I found a draft of an essay I wrote a few years ago that still seems relevant… the essay never made it off my hard drive… until now and it is going to be a series of blog posts.
Epistemology is a branch of philosophy in which we consider the nature of knowledge.
- What is knowledge?
- What is the human role in defining it?
- How does it change?
These are all questions epistemologists consider. For educators, these are questions that need no attention; they are to be considered in graduate courses, perhaps the focus of a research paper, then promptly ignored as they distract form the practical work of teaching and learning. While educators may choose to ignore epistemology (and ignore it like it is a four-lettered word…one of those words that merits a trip to the office when used by a student), epistemology does have important implications for how teachers design learning experiences and how they give students feedback. Even if there are now principles of epistemology articulated in the design process, all learning activities can be interpreted as embodying epistemological assumptions.
Consider the certainty of knowledge; epistemologists differentiate approaches to teaching and learning based on the assumptions about our confidence that what we know is accurate and unchanging.

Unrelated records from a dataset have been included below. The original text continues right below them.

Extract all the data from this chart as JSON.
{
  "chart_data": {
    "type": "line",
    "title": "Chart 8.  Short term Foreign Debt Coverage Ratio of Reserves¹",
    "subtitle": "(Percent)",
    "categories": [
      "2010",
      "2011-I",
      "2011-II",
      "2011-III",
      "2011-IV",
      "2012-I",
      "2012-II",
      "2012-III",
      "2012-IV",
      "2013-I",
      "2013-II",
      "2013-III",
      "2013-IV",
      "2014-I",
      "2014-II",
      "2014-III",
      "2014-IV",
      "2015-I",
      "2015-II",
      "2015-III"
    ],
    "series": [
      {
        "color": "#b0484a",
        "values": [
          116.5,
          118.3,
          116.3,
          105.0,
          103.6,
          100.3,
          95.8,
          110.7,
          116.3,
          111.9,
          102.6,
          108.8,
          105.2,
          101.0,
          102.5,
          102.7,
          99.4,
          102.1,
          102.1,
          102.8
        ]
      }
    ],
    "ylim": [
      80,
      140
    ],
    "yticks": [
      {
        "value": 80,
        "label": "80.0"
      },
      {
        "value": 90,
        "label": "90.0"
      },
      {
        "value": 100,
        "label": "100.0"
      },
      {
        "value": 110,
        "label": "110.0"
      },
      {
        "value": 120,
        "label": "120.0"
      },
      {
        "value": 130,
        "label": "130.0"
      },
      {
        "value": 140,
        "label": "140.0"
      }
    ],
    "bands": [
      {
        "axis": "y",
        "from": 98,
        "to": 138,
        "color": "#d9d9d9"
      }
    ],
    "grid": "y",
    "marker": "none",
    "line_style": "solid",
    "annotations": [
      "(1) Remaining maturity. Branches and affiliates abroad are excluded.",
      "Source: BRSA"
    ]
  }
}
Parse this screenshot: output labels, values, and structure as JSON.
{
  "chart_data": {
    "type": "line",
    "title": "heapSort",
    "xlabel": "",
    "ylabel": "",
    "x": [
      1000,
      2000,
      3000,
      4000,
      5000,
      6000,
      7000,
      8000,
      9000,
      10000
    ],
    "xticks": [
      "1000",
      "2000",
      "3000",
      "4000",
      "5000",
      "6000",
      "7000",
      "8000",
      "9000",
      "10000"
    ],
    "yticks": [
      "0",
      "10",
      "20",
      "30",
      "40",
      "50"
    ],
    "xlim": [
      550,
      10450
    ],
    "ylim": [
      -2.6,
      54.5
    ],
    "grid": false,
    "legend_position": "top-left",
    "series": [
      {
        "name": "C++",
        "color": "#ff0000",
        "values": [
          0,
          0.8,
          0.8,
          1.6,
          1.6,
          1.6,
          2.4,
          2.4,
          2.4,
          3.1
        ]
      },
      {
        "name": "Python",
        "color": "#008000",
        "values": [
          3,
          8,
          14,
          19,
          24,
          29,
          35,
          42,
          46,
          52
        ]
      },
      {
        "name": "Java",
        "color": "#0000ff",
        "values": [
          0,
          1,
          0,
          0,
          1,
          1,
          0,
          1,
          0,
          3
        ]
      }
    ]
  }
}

For some epistemologists (and teachers) knowledge is well-known and unchanging. While this may seem an untenable position in today’s landscape of rapidly changing information technology and scientific discovery, those who advocate this position will adopt a more broad view of knowledge. Those who hold that reading and writing and the ability to perform calculations are fundamental skills in which all other knowledge (and all future learning) is grounded. They may also hold certain ethical stances towards knowledge, information, and ideas are unchanging as well.
Those who hold the opposite epistemological assumptions hold that both the skills necessary for knowledge to be created and the stances towards information, artifacts, and ideas are dynamic. For me, this seems the more sophisticated stance and the one that leads to knowledge that is more responsive to the advancement of knowledge.
Consider the example of the mascots nicknames given to sports teams; in recent years there has been an increasing trend to replace those names and images that can be interpreted as racist or otherwise offensive. Those who see knowledge as fixed are likely to oppose (or at least be ambivalent) to those changes. They will claim the historic symbolism of these images and names is knowledge that must be conserved. Those who advocate the changes will claim our society has developed deeper and more sophisticated understanding and that the oppression associated with those names and images represents new (or t least more widely-recognized) societal knowledge that should be reflected in our language and symbols.
As the internet and web 2.0 tools (including social media) have put the ability to create, curate, and disseminate information into the hands of any person with modest resources and skill, the range of sources has expanded. Today, we have fiction, non-fiction, opinion, fiction presented as non-fiction, and purposely prepared fabrications in the information landscape and it is difficult to perceive the differences. Those who believe knowledge is changing will suggest being literate in this new information landscape requires the ability to differentiate kinds of information and that reading instruction should change to reflect that reality. Those who hold knowledge is fixed argue that the ability to understand text is sufficient and are likely to see teaching how to differentiate information as an unnecessary intrusion into one’s beliefs.